3:06pm: Hotline with Dave Weekley

W.Va. Coal Association not optimistic about the next four years

CHARLESTON, W.Va. — A day after President Joe Biden took office, the West Virginia Coal Association continued to be on guard. Appearing on Thursday’s MetroNews Talkline, Chris Hamilton of the Coal Association noted they are optimistic they’ll be able to talk to the President and his staff, but after that all bets are off.

“We are optimistic we’ll have an audience with President Biden and his team to talk about the importance of base load generation so we can provide energy security going forward and keep the economics of state’s like West Virginia going forward,” Hamilton said.

“On the other hand, we’re bracing for a pretty tough time here in the next four years,” he said.

Among President Biden’s first actions was to cancel the Keystone XL Pipeline permits and to rejoin the Paris Climate Accords. Also happening on Biden’s first day came a ruling by the D.C. Federal Circuit Court which struck down a Trump Administration plan, the Affordable Clean Energy Rule. The rule was created to negate the Obama Era Clean Power Plan and to create what industry leaders called more reasonable standards on carbon based fuels for electric generation.

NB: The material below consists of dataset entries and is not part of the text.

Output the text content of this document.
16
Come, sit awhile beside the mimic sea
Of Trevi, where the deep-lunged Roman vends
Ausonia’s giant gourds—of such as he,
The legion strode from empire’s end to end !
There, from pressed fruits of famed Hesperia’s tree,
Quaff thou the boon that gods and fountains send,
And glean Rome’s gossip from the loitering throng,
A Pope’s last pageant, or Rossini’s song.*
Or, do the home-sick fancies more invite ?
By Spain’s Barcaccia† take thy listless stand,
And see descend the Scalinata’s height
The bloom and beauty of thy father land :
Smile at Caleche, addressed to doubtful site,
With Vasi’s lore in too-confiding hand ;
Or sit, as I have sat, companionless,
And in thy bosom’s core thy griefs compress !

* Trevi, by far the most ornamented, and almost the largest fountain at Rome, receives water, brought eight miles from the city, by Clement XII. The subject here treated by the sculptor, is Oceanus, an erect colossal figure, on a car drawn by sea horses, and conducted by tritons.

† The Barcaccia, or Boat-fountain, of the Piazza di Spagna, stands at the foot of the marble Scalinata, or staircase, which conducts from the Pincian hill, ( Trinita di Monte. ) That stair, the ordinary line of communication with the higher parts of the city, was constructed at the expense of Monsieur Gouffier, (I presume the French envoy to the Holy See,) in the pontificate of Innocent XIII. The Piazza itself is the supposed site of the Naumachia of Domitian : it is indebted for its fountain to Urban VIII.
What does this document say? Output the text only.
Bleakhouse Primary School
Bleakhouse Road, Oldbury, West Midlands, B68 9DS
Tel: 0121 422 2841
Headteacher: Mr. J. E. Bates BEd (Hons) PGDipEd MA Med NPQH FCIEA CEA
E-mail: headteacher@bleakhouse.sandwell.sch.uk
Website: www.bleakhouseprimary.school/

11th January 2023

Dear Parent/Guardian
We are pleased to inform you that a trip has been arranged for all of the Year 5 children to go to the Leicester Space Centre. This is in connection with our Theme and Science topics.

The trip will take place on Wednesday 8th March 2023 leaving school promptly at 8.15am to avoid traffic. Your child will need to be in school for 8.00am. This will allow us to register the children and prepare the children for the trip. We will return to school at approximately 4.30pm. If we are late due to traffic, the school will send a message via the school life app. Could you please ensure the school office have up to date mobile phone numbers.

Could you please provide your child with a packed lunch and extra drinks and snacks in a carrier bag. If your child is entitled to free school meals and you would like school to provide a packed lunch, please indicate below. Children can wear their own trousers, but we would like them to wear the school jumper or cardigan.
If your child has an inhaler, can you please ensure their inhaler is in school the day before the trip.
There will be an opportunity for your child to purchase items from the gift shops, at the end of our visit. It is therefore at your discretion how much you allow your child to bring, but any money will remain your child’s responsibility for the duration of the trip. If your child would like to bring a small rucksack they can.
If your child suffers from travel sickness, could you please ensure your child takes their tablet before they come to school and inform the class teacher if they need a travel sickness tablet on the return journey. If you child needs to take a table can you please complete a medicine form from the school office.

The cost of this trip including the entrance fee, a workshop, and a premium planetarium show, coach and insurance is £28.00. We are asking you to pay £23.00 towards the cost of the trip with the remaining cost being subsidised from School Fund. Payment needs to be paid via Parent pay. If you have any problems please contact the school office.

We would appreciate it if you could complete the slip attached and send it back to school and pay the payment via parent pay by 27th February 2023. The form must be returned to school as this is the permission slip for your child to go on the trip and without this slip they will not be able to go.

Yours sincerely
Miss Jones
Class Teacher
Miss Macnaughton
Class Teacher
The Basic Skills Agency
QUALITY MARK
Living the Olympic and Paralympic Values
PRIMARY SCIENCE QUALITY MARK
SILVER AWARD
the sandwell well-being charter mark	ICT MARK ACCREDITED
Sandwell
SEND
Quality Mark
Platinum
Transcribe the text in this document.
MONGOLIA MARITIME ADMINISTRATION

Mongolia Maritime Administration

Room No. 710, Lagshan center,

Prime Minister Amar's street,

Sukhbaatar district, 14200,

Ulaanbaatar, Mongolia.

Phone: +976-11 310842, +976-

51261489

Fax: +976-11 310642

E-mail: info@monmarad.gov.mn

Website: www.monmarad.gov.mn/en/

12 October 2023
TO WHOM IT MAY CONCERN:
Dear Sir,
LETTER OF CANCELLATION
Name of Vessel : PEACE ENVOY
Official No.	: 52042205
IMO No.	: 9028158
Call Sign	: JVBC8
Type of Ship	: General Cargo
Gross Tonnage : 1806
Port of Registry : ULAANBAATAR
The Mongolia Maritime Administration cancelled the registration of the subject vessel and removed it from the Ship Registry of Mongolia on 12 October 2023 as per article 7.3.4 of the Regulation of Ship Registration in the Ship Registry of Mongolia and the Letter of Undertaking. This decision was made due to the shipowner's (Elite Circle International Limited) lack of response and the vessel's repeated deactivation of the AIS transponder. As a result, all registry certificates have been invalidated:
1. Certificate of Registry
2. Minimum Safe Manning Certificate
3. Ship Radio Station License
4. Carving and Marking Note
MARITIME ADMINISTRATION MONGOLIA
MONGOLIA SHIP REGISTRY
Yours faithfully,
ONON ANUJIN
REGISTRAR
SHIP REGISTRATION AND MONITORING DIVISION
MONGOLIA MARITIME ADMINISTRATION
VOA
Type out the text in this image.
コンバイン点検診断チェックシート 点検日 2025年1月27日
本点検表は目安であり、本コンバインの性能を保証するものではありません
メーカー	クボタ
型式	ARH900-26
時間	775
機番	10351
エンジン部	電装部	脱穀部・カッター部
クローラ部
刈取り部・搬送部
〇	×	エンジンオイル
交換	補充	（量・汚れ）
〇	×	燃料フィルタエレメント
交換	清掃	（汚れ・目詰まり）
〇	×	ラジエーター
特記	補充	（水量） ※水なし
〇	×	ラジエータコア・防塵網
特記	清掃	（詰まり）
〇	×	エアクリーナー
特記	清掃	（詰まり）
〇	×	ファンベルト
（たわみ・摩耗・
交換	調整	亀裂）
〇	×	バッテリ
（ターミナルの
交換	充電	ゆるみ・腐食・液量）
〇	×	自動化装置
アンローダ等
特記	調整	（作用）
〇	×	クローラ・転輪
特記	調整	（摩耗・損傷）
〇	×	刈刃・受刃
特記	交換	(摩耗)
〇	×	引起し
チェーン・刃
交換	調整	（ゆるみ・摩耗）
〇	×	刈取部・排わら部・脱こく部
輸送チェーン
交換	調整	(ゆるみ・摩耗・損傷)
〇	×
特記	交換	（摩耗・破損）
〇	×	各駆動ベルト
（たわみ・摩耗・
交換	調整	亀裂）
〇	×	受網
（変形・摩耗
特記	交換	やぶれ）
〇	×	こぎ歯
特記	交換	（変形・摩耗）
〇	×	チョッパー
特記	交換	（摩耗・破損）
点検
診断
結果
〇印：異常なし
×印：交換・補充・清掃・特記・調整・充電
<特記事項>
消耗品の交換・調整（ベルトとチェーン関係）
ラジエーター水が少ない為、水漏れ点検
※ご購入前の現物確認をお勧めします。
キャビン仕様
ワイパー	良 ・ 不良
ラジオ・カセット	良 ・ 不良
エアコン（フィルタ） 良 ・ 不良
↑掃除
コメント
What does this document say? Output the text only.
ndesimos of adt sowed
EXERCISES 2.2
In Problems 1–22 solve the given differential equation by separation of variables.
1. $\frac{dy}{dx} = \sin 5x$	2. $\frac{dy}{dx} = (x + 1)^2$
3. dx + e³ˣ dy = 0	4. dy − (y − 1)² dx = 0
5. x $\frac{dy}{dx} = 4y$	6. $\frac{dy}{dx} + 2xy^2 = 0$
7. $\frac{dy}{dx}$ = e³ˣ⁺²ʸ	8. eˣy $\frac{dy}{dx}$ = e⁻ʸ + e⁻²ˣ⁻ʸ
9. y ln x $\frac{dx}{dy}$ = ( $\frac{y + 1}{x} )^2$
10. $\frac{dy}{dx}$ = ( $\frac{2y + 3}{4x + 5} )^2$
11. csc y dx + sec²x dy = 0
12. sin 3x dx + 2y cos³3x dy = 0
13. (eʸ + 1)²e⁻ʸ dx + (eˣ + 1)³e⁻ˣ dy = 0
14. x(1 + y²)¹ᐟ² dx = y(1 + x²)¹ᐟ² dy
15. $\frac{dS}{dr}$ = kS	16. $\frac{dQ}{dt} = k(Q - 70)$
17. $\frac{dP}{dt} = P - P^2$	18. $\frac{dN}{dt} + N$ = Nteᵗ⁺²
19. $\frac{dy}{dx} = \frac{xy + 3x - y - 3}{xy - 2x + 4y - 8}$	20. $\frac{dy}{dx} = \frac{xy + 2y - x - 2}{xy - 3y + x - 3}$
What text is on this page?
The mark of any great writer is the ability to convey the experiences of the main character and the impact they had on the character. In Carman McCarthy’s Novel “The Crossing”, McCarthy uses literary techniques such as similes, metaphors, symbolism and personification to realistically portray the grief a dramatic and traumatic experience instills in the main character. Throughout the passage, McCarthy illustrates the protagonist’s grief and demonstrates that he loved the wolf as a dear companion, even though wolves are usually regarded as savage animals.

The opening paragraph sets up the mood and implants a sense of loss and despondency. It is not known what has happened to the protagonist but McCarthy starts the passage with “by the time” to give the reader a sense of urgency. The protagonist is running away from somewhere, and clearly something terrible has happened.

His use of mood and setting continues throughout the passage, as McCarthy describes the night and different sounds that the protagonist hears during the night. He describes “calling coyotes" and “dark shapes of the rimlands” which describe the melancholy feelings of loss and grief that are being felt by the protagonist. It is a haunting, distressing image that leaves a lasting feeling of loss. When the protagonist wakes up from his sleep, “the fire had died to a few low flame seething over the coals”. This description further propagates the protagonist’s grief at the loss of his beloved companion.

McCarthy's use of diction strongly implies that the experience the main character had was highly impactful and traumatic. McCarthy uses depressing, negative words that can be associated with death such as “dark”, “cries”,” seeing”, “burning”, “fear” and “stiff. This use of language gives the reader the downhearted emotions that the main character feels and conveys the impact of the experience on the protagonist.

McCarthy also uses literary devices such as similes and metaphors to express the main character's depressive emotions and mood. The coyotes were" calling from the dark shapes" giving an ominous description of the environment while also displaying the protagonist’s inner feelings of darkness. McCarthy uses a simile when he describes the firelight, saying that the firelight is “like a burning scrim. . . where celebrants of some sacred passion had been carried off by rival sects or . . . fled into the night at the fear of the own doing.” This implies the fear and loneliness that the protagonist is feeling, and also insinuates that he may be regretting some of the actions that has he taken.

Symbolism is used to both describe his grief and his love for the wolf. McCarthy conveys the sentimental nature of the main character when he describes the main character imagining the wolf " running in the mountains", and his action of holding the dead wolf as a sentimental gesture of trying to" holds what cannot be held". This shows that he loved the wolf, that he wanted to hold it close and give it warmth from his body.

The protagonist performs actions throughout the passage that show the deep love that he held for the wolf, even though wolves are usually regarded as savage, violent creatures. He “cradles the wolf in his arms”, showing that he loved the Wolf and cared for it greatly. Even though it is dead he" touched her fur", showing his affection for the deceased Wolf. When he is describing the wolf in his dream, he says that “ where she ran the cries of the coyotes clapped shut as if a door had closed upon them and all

Environmental groups blasted the ACE plan as an authorization to continue to get around restrictions on burning coal. Their goal is to discourage the use of coal as an energy source for the future and to eventually end all coal fired power generation.

“I think the plan now is to wait and see how the legal aspect of this plays out. There’s always the ability to appeal the D.C. Circuit’s ruling, but we’ll have to wait and see what posture new Administration and new EPA take,” Hamilton added.

Since the Trump era ACE Plan, Hamilton said West Virginia was far ahead of other states in working with power providers, specifically the Long View Power Plant outside Morgantown, to comply with the new federal emission standards. But those standards have been a moving target and have changed repeatedly in recent years with changing administrations. Hamilton noted the continued uncertainty becomes hard on all industries tied to the regulations.

“We’re facing some of the highest unemployment and slowdowns we’ve experienced since the Great Depression, so it makes little sense to us in the fossil energy sector to be optimistic. We’re going to have a federal administration that takes aim at doing away with hundreds of thousands of good paying American jobs,” he said.